In the past, there have been clear cut destinations that business owners have found themselves drawn to, based on a multitude of criteria. For example, finance companies worked in structured environments with rows of cubicles surrounded by water coolers; graphic designers worked at large communal tables in brick and beam buildings that formerly hosted industrial assembly lines.
They didn’t mix.
But what if these companies could find themselves rubbing shoulders with each other? Could a world filled with both left and right brain thinkers possibly get along together?
The shared office space industry certainly thinks so, and companies are beginning to prove them right.

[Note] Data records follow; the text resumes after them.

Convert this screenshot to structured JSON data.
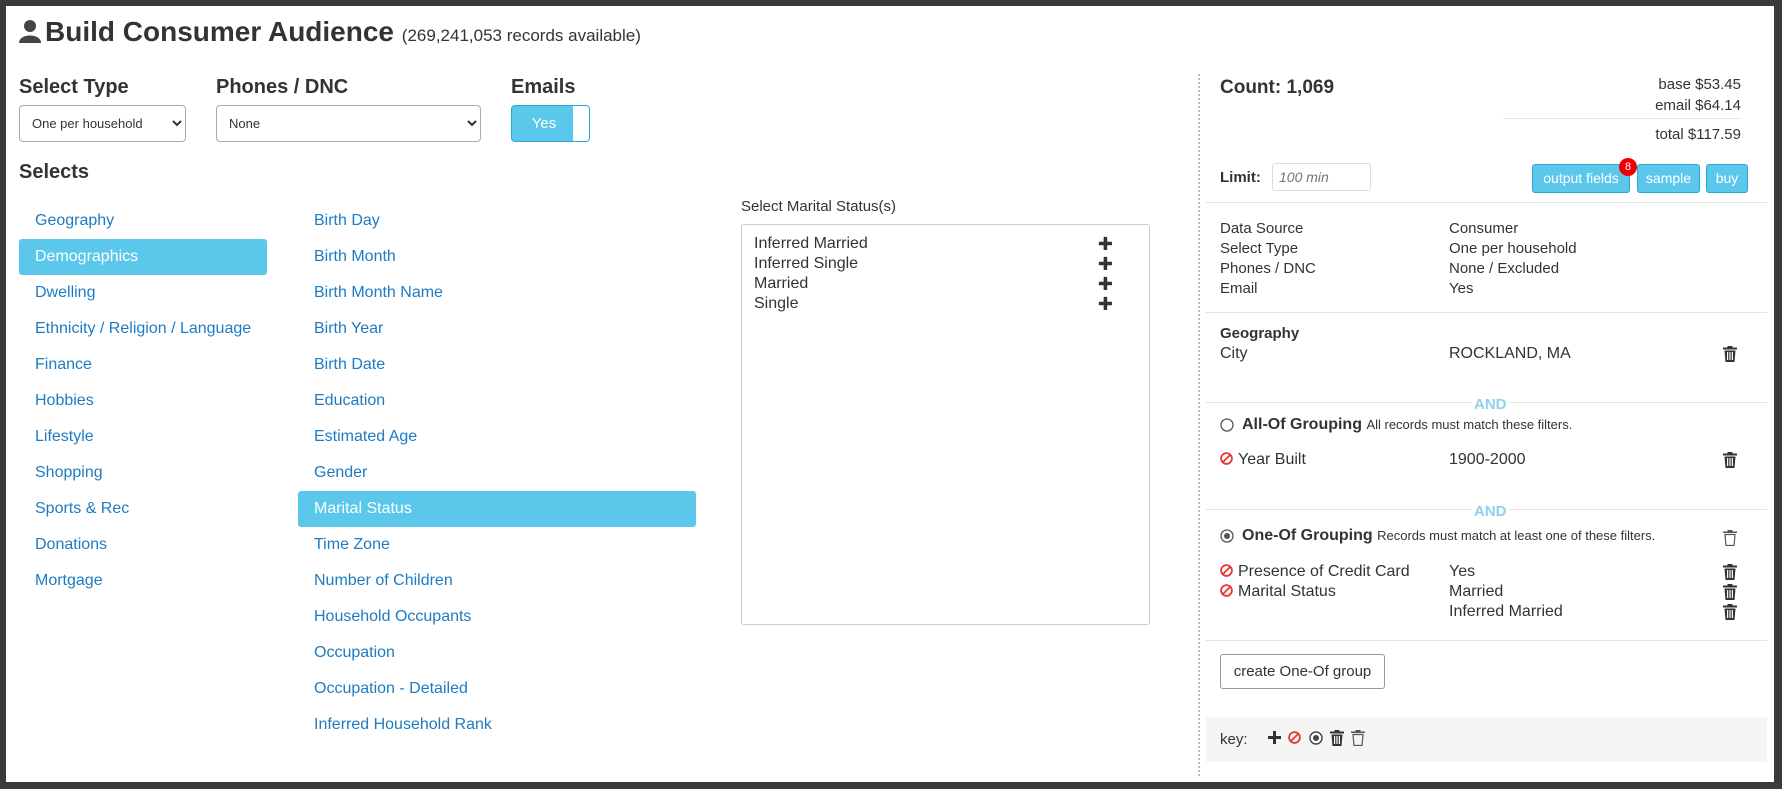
{
  "header": {
    "title": "Build Consumer Audience",
    "records_available": "(269,241,053 records available)"
  },
  "filters": {
    "select_type_label": "Select Type",
    "select_type_value": "One per household",
    "phones_label": "Phones / DNC",
    "phones_value": "None",
    "emails_label": "Emails",
    "emails_toggle": "Yes",
    "selects_label": "Selects"
  },
  "categories": [
    {
      "label": "Geography",
      "active": false
    },
    {
      "label": "Demographics",
      "active": true
    },
    {
      "label": "Dwelling",
      "active": false
    },
    {
      "label": "Ethnicity / Religion / Language",
      "active": false
    },
    {
      "label": "Finance",
      "active": false
    },
    {
      "label": "Hobbies",
      "active": false
    },
    {
      "label": "Lifestyle",
      "active": false
    },
    {
      "label": "Shopping",
      "active": false
    },
    {
      "label": "Sports & Rec",
      "active": false
    },
    {
      "label": "Donations",
      "active": false
    },
    {
      "label": "Mortgage",
      "active": false
    }
  ],
  "subcategories": [
    {
      "label": "Birth Day",
      "active": false
    },
    {
      "label": "Birth Month",
      "active": false
    },
    {
      "label": "Birth Month Name",
      "active": false
    },
    {
      "label": "Birth Year",
      "active": false
    },
    {
      "label": "Birth Date",
      "active": false
    },
    {
      "label": "Education",
      "active": false
    },
    {
      "label": "Estimated Age",
      "active": false
    },
    {
      "label": "Gender",
      "active": false
    },
    {
      "label": "Marital Status",
      "active": true
    },
    {
      "label": "Time Zone",
      "active": false
    },
    {
      "label": "Number of Children",
      "active": false
    },
    {
      "label": "Household Occupants",
      "active": false
    },
    {
      "label": "Occupation",
      "active": false
    },
    {
      "label": "Occupation - Detailed",
      "active": false
    },
    {
      "label": "Inferred Household Rank",
      "active": false
    }
  ],
  "marital": {
    "title": "Select Marital Status(s)",
    "options": [
      "Inferred Married",
      "Inferred Single",
      "Married",
      "Single"
    ],
    "add_icon": "plus-icon"
  },
  "summary": {
    "count": "Count: 1,069",
    "base": "base $53.45",
    "email": "email $64.14",
    "total": "total $117.59",
    "limit_label": "Limit:",
    "limit_placeholder": "100 min",
    "output_fields": "output fields",
    "output_badge": "8",
    "sample": "sample",
    "buy": "buy",
    "info": [
      {
        "key": "Data Source",
        "value": "Consumer"
      },
      {
        "key": "Select Type",
        "value": "One per household"
      },
      {
        "key": "Phones / DNC",
        "value": "None / Excluded"
      },
      {
        "key": "Email",
        "value": "Yes"
      }
    ],
    "geography_title": "Geography",
    "geography_key": "City",
    "geography_value": "ROCKLAND, MA",
    "and1": "AND",
    "allof_title": "All-Of Grouping",
    "allof_desc": "All records must match these filters.",
    "allof_key": "Year Built",
    "allof_value": "1900-2000",
    "and2": "AND",
    "oneof_title": "One-Of Grouping",
    "oneof_desc": "Records must match at least one of these filters.",
    "oneof_rows": [
      {
        "key": "Presence of Credit Card",
        "value": "Yes"
      },
      {
        "key": "Marital Status",
        "value": "Married"
      },
      {
        "key": "",
        "value": "Inferred Married"
      }
    ],
    "create_group": "create One-Of group",
    "key_label": "key:"
  },
  "colors": {
    "accent": "#5bc8eb",
    "link": "#1e7bc2",
    "ban": "#e53935",
    "and": "#8fd0ee"
  }
}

With industry giants such as Regus & WeWork competing at either ends of the shared office space spectrum, we find numerous office providers who are starting to position themselves somewhere in between – with no clear cut definition of their target market.
A once relatively unknown industry is now being considered by multibillion dollar per-year companies, as it presents a cost-cutting method to operate their businesses with a strict fiscal bottom line in mind.
Once considered feared competitors to be reckoned with, the global recognition and media attention that these industry giants are garnering actually benefits the smaller shared office space providers.
How, you ask, can small businesses benefit from the ever growing giants within an industry?
I pose this question to you – have you ever had a pizza from Domino’s? You know the price, the quality, the speed of delivery, the shape, size, and consistency, but you’re never wowed by the end result. It is a quick alternative that hides itself behind flashy marketing and a cell phone app. They don’t know you, the customer. They don’t know the specifics of your order (unless you tell them, time after time). They are a generic food factory servicing the masses, without the ability to cater to each of their clients’ immediate needs specifically.
Now, have you ever eaten at your local pizzeria, owned and operated by a family in your very own neighbourhood? These are the same people that know you by name, face and voice. They know that you live on the same street and know that you don’t like too many black olives. They may even be charitable enough to sponsor your child’s soccer team, or better yet, allow you to pay them back next time when you find you’re short on cash. At the end of the day, they’re friends.
The point, very simply, is that people like to pay for a service that is specific to their likes, wants and needs. Sometimes choosing the largest company in the industry is not the best way to proceed.
This is where privately owned business centres secure their slice within the industry (pun absolutely intended). It is very common to have business owners move to these smaller outfits after stints with large corporations. They do this because they are unhappy with the giant’s inability to cater their services to the specific requirements of each company’s business practice.
So, I challenge you to consider all elements of this ever-changing industry when selecting your next office space provider. Whether you’re a financial giant or a start up app developer, why go with Domino’s when you can choose an experience that is fundamentally yours?
Like they say, you never know who you’re going to meet.